Urban Soundscapes – Crafting Spaces of Belonging

A solo exhibition by Kagiso “Pat” Mautloa

Curated by Thabo Seshoka

Ordinary life in urban spaces is accompanied by the sounds of the metropolis; a plethora of synchronised melodies that emanate from the shadowy figures that fuel the hustle and bustle of the city; an omnipotent machine, that in the words of Silvana Barbali is “characterised by a cacophony of sounds, voices, structures, spaces, smells, and sights that weave [the] complex fabric”[1].

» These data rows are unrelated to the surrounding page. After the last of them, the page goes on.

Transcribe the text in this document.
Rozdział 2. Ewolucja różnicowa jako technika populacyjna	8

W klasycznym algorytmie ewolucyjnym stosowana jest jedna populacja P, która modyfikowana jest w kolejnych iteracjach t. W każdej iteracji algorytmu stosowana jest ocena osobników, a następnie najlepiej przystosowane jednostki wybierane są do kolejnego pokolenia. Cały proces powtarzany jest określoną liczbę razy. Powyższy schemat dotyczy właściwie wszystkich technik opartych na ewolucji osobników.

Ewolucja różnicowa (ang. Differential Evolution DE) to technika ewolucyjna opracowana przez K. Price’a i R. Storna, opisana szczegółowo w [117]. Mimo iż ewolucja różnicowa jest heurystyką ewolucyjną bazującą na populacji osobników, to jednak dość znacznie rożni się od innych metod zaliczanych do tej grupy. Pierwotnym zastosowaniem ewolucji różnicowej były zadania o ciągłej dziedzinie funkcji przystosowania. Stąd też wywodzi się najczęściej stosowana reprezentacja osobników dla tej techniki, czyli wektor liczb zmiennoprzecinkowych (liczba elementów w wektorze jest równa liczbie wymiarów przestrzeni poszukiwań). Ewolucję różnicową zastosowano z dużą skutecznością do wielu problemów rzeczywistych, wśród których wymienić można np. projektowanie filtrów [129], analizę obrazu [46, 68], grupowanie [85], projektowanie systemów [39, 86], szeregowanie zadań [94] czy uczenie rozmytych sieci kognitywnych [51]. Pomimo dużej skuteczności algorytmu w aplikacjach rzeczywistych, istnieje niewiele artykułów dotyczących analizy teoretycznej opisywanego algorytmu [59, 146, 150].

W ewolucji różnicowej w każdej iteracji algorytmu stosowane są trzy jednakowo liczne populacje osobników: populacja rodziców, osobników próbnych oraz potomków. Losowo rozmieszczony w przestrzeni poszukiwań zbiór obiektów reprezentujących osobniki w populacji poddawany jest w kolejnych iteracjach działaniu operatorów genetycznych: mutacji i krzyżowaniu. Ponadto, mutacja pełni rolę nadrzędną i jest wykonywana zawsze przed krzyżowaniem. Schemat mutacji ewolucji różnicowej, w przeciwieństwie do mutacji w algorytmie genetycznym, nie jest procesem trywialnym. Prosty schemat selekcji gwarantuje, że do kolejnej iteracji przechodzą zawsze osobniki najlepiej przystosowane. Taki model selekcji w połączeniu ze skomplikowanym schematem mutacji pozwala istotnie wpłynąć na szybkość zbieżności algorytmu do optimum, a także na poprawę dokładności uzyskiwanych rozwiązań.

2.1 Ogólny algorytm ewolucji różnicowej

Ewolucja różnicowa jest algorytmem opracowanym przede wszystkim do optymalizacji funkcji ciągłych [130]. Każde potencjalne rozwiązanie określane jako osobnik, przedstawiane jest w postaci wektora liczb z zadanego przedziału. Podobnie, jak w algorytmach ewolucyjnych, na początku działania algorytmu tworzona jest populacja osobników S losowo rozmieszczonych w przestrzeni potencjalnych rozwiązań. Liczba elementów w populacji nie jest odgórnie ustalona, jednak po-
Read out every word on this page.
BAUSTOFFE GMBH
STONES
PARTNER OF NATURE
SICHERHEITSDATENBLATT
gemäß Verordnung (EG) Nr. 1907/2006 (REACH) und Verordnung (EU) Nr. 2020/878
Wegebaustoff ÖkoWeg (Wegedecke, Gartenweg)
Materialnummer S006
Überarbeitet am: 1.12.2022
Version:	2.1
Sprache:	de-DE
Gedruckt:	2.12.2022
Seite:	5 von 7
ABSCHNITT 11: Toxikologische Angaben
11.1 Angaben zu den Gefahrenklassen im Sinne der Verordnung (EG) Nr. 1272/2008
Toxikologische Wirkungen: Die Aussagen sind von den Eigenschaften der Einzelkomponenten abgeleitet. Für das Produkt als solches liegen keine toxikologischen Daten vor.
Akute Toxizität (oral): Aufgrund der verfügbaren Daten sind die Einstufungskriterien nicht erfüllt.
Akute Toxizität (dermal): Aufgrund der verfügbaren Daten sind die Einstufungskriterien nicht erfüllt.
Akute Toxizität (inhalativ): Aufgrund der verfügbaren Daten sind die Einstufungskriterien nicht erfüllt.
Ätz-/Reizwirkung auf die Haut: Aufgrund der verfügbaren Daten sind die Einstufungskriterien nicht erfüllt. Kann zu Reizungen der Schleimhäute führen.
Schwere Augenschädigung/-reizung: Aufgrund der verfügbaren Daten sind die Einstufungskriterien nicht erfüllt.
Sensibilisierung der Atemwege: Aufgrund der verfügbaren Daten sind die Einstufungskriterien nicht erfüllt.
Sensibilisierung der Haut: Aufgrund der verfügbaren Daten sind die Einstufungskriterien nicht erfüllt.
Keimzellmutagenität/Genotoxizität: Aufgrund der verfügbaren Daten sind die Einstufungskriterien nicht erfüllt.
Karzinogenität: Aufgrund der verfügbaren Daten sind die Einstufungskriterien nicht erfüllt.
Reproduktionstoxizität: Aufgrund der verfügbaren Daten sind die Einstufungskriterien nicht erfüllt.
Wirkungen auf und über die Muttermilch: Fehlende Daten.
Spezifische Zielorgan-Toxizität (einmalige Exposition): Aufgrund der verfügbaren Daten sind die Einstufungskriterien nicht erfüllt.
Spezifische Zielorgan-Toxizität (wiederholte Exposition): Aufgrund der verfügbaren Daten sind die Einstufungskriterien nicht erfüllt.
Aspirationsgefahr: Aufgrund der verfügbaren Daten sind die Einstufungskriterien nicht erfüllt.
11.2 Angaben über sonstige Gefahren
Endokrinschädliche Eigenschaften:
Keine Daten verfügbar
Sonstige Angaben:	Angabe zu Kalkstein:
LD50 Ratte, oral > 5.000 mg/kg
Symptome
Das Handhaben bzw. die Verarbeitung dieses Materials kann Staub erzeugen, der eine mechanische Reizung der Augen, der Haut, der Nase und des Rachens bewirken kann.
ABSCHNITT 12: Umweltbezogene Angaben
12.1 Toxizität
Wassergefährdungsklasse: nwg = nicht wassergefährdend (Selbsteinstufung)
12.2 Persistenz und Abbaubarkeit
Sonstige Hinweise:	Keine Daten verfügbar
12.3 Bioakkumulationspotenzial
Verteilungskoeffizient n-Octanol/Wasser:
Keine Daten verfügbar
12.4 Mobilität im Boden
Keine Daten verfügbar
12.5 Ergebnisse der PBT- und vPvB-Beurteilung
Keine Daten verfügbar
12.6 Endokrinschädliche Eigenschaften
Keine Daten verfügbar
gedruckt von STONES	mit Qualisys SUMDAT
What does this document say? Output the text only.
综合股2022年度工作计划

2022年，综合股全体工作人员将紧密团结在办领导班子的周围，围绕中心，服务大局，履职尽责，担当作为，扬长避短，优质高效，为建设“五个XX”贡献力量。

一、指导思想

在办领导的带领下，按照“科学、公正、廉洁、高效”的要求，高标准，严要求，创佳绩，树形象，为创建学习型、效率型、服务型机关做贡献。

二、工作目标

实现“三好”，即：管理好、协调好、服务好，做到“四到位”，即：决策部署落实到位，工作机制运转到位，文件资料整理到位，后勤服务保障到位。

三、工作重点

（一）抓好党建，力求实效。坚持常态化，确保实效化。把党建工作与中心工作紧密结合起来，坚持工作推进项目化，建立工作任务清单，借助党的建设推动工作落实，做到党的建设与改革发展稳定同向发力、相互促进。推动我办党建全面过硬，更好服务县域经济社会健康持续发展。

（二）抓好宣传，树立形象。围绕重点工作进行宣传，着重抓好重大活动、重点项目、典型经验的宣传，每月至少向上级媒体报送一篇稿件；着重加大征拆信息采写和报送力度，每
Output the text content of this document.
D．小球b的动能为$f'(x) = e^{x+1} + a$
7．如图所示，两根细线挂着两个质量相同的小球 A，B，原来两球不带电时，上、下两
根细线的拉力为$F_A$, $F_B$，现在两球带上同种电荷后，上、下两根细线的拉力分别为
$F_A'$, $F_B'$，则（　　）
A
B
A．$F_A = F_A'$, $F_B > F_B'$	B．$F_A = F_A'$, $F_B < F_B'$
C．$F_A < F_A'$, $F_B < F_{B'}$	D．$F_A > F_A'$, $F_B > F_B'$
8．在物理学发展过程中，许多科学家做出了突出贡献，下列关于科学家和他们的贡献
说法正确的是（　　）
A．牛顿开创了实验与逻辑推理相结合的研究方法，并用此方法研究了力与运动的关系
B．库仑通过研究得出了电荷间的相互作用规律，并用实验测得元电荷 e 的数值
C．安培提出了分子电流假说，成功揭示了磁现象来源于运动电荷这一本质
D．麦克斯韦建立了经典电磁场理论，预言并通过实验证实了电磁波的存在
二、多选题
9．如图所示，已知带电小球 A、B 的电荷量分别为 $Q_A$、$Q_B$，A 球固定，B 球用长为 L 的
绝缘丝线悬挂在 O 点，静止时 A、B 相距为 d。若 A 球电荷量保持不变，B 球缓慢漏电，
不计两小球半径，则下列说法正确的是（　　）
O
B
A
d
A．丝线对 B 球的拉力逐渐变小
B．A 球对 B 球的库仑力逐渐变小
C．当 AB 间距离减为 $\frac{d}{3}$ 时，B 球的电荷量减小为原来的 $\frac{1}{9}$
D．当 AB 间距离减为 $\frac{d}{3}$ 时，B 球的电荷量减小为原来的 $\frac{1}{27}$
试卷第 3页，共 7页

Urban spaces, arguably, where a multitude of people reside and where none originate from[2], are constantly evolving, taking on multiple forms – imagined temporal worlds that are engulfed by the socio-political, and consumed by the notion of power and authority over others[3].

It is within the confines of the city, a diverse and dynamic urban space, that battle is waged amongst these shadowy figures. Fuelled by the desire to question belonging, and operating within a regulated structure, maintained, and guarded by ‘official’ and ‘un-official’ custodians, who have or continue to benefit from the old ways of order[4]. They are reluctant to relinquish their control of the city’s machinery; religiously protecting it, using misconceived truths and realities as challenges to opposing views.

Through a series of works, this exhibition, documents the beats and rhythms of these imagined worlds and the figures that reside within them. The viewer is serenaded through a well composed symphony of urban life.

[1] Barbali, S. 2009. Coping with Xenophobia: Senegalese Migrants in Port Elizabeth. MA Thesis. Grahamstown: Rhodes University.

[2] Makhubu, N. 2008. “The “other” Africans: re-examining representations of sexuality in the work of Nicholas Hlobo and Zanele Muholi”. MA Thesis. Grahamstown: Rhodes University.

[3] Vandeyar, S. 2013. “Youthscapes: the politics of belonging for ‘Makwerekwere’ youth in South African schools” Citizenship Studies. 17 (4): 447 – 463.

Appadurai, A. 1996. Modernity at large: cultural dimensions of globalisation. Minneapolis: University of Minnesota Press.

[4] Seshoka. T. 2017. Intimate Strangers – Encountering the Foreign in Urban Spaces. Port Elizabeth. Nelson Mandela University.